I loved the set up and I wish we hung out there more.
The world is another part of this series that starts off fascinating and intriguing, but somehow shifts into the more cliched. As with the plot set up, I didn’t mind the shift. The intial differences – a world where the good guy lost and the evil emperor rules – hooked me, but when it started to shift I didn’t mind because Sanderson does that well, too.
The Cosmere is famously in depth and thought out. It is one of the more elaborate and planned worlds in modern fantasy. Sanderson is renowned for his ability to create worlds and magic systems. I don’t think that was on full display with this series, but there was enough of it to keep me interested in this universe.
Especially in the last two book, we start to see the real nuances and intricacies of this connected universe. Parts of it I didn’t understand, but I’m sure will become more clear as I delve further into the Cosmere. I think the first book was all about showing the culture of the city we were in – the ska and the nobility, how they interact, how they live, what that social fabric looks like. And that was great. But the last book in particular focused on meta-narrative world building and that made me excited to see the rest of the books in the universe.
The magic, of course, was wonderful. Thought-out, unbending, and full of surprises, I have absolutely no complaints. I was confused at times, as I should be – magic is complex. But, in the end, it all worked as it should and made sense for it too. Sanderson is notoriously good at magic systems, so I wasn’t surprised about that.
Something that I enjoyed more than I thought I would about this series is the introduction of new creatures into fantasy. Most fantasy writers rehash the same mythic creatures: dragons, elves, dwarves, goblins, etc. Essentially, variations on Tolkien’s creatures. Sanderson created new creatures and that’s something that doesn’t happen often in modern fantasy. The Kandra and the Mistwraiths – I don’t recall seeing things like that in fantasy before. Maybe they exist somewhere, but from my perspective they are brand new. I love that.
In my review of the first book, I mentioned how I loved the supporting characters but didn’t really connect with the main protagonist. That opinion stayed consistent throughout the series, but I warmed to Vin a bit. I think she deepened and expanded as her world did.
Kelsier is a fantastic character, but he’s more interesting for the world (and religion) that develops around him.

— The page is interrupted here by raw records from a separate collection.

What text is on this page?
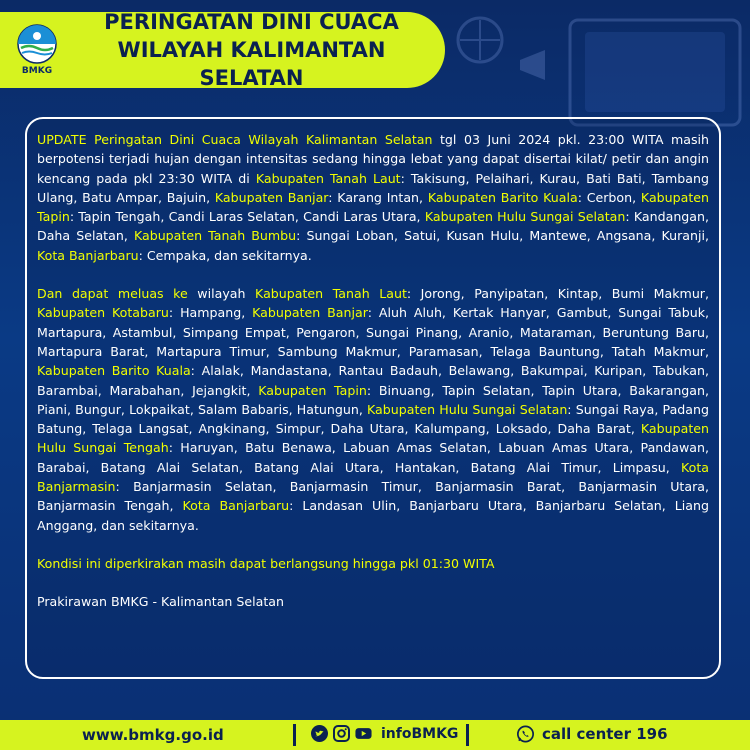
BMKG
PERINGATAN DINI CUACA
WILAYAH KALIMANTAN SELATAN

UPDATE Peringatan Dini Cuaca Wilayah Kalimantan Selatan tgl 03 Juni 2024 pkl. 23:00 WITA masih berpotensi terjadi hujan dengan intensitas sedang hingga lebat yang dapat disertai kilat/ petir dan angin kencang pada pkl 23:30 WITA di Kabupaten Tanah Laut: Takisung, Pelaihari, Kurau, Bati Bati, Tambang Ulang, Batu Ampar, Bajuin, Kabupaten Banjar: Karang Intan, Kabupaten Barito Kuala: Cerbon, Kabupaten Tapin: Tapin Tengah, Candi Laras Selatan, Candi Laras Utara, Kabupaten Hulu Sungai Selatan: Kandangan, Daha Selatan, Kabupaten Tanah Bumbu: Sungai Loban, Satui, Kusan Hulu, Mantewe, Angsana, Kuranji, Kota Banjarbaru: Cempaka, dan sekitarnya.

Dan dapat meluas ke wilayah Kabupaten Tanah Laut: Jorong, Panyipatan, Kintap, Bumi Makmur, Kabupaten Kotabaru: Hampang, Kabupaten Banjar: Aluh Aluh, Kertak Hanyar, Gambut, Sungai Tabuk, Martapura, Astambul, Simpang Empat, Pengaron, Sungai Pinang, Aranio, Mataraman, Beruntung Baru, Martapura Barat, Martapura Timur, Sambung Makmur, Paramasan, Telaga Bauntung, Tatah Makmur, Kabupaten Barito Kuala: Alalak, Mandastana, Rantau Badauh, Belawang, Bakumpai, Kuripan, Tabukan, Barambai, Marabahan, Jejangkit, Kabupaten Tapin: Binuang, Tapin Selatan, Tapin Utara, Bakarangan, Piani, Bungur, Lokpaikat, Salam Babaris, Hatungun, Kabupaten Hulu Sungai Selatan: Sungai Raya, Padang Batung, Telaga Langsat, Angkinang, Simpur, Daha Utara, Kalumpang, Loksado, Daha Barat, Kabupaten Hulu Sungai Tengah: Haruyan, Batu Benawa, Labuan Amas Selatan, Labuan Amas Utara, Pandawan, Barabai, Batang Alai Selatan, Batang Alai Utara, Hantakan, Batang Alai Timur, Limpasu, Kota Banjarmasin: Banjarmasin Selatan, Banjarmasin Timur, Banjarmasin Barat, Banjarmasin Utara, Banjarmasin Tengah, Kota Banjarbaru: Landasan Ulin, Banjarbaru Utara, Banjarbaru Selatan, Liang Anggang, dan sekitarnya.

Kondisi ini diperkirakan masih dapat berlangsung hingga pkl 01:30 WITA

Prakirawan BMKG - Kalimantan Selatan

www.bmkg.go.id	infoBMKG	call center 196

The religions of this series essentially serve as another character and that’s a fascinating way to deepen the world and enhance the characters: give them something to question or believe in.
I do think this series needed more women. I didn’t appreciate Vin and she was the only main female character. Sure, Breeze had his love interest but she wasn’t in the first novel and didn’t have a strong place in the third. Maybe Sanderson didn’t feel comfortable writing women at this point, but I think the series hurts from a lack of that perspective.
Marsh. Marsh is one of the best characters I’ve ever read.Especially in the last book, the tension he is under, the stakes he is holding, the weight of what he has to deal with is absurdly powerful. The idea of a good guy forced to be a bad guy, holding out for that one moment he can be good again…man. Powerful. I loved the complexity of Marsh and he was one of my favorite characters despite the more gruesome aspects of his later life.
This is really a fantastic series. I think most fans of fantasy would recommend this trilogy as a great entry point into both the Cosmere and modern fantasy. If you think it sounds fun to read about magic and other universes and strange creatures, but Lord of the Rings feels too daunting or The Wheel of Time is too much of a commitment, start here. The Mistborn series is short, fast-paced, and exceptionally written.